Incidentally, Knuth cites Christos H. Papadimitriou (Computational Complexity, 1994) just below; if you are in for a little snark:
Naturally, I am responsible for the remaining errors---although, in my opinions, my friends could have caught a few more.
I don't think it makes sense to copy such a statement (even as citation) to replace your own words. The best way is probably to be authentic and write what you think.
Usually, such a disclaimer appears when the author of the paper/book acknowledges some contribution from other persons that do not appear as authors, especially when (for papers) the referees are acknowledged for constructive comments and suggestions.
The polite way is to say "all remaining errors are my own".
The "heavy-weight professional" way is to say "the usual disclaimer applies".
A natural way to create a Catch-22 (a vicious circle) would be to state "to the best of my knowledge, this paper contains no further erors".

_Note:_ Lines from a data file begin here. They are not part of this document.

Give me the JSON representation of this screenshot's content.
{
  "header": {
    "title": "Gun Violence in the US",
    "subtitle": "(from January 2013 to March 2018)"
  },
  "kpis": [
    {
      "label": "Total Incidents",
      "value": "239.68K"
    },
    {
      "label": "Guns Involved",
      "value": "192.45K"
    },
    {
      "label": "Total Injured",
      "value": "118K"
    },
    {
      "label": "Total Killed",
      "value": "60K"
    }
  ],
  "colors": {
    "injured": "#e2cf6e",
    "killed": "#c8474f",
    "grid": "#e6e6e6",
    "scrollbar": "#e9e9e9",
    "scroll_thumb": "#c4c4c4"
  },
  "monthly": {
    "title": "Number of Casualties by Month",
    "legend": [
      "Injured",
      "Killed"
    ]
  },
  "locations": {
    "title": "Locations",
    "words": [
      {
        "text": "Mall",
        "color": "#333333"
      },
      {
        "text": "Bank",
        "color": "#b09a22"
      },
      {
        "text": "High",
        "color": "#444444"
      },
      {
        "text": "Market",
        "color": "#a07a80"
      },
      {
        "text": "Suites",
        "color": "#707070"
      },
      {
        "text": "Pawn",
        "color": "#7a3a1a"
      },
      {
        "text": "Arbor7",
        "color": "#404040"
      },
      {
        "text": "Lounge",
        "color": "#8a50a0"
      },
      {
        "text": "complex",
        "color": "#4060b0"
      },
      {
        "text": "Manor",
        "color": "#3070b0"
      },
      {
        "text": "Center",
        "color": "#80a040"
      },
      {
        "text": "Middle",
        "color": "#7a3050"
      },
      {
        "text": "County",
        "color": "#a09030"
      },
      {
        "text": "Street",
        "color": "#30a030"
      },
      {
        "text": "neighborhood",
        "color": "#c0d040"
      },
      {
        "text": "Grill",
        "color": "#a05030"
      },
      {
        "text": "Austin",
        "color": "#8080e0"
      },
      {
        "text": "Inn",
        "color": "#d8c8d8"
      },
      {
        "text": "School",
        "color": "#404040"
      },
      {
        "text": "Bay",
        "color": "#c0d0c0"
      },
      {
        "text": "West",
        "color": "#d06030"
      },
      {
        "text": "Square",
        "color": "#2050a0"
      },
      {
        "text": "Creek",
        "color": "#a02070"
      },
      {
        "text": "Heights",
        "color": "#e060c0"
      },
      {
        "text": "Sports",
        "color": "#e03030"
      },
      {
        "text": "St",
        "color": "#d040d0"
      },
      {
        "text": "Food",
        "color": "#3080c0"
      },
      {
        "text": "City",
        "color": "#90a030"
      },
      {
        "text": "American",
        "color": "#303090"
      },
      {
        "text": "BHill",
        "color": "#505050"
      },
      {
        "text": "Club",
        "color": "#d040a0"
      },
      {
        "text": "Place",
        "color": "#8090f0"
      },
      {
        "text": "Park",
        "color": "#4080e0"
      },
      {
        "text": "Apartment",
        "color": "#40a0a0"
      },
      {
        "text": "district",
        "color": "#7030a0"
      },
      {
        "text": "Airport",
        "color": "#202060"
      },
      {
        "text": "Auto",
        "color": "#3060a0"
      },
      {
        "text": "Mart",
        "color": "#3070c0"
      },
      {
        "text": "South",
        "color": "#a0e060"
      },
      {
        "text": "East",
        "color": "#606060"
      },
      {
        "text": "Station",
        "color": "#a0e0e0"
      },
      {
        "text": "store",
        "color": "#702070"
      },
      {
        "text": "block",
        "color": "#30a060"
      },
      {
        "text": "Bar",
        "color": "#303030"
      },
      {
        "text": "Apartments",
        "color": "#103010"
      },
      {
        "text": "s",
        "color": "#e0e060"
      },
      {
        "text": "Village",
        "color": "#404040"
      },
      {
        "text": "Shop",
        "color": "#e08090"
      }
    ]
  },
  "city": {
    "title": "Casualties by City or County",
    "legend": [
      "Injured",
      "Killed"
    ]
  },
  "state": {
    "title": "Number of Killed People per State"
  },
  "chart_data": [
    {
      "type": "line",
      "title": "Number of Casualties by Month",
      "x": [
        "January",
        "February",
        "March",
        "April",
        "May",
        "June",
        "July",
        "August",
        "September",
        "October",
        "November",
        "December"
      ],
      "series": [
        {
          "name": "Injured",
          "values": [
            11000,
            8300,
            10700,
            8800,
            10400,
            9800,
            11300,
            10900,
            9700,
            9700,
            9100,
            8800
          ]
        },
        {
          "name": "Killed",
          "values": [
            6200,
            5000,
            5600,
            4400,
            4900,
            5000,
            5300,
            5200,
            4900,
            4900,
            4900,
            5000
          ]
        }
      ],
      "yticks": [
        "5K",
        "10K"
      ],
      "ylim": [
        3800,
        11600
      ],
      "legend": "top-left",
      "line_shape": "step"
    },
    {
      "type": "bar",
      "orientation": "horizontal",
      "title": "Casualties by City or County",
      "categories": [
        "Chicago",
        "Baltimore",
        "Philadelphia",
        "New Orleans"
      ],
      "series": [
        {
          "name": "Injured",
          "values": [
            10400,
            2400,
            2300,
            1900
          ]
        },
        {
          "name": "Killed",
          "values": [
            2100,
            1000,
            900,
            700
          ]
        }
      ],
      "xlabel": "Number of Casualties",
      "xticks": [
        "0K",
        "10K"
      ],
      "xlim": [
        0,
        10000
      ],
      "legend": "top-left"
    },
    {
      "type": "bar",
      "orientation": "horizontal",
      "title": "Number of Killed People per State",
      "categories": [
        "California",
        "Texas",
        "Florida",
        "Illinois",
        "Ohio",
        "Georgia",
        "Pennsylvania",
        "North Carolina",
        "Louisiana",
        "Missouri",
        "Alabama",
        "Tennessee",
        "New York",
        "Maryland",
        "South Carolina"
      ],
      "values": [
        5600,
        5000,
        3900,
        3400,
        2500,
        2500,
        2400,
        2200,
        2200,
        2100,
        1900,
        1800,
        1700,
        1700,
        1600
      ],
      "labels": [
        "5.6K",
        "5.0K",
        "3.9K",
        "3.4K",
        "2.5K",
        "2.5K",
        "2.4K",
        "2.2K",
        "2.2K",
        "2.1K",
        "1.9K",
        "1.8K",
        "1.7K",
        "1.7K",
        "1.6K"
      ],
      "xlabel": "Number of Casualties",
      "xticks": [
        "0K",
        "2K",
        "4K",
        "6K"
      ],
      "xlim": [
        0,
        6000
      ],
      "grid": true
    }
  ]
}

I find the increasing prevalence of this type of acknowledgement annoying. In political science, it seems like it is on almost every paper. Indeed, some authors have now switched to just writing "the usual disclaimer applies". Why I would need to acknowledge that I am responsible for (errors in) something I have authored continues to allude me. A novel (yet pleasantly classical) strategy would be to say nothing of this sort at all.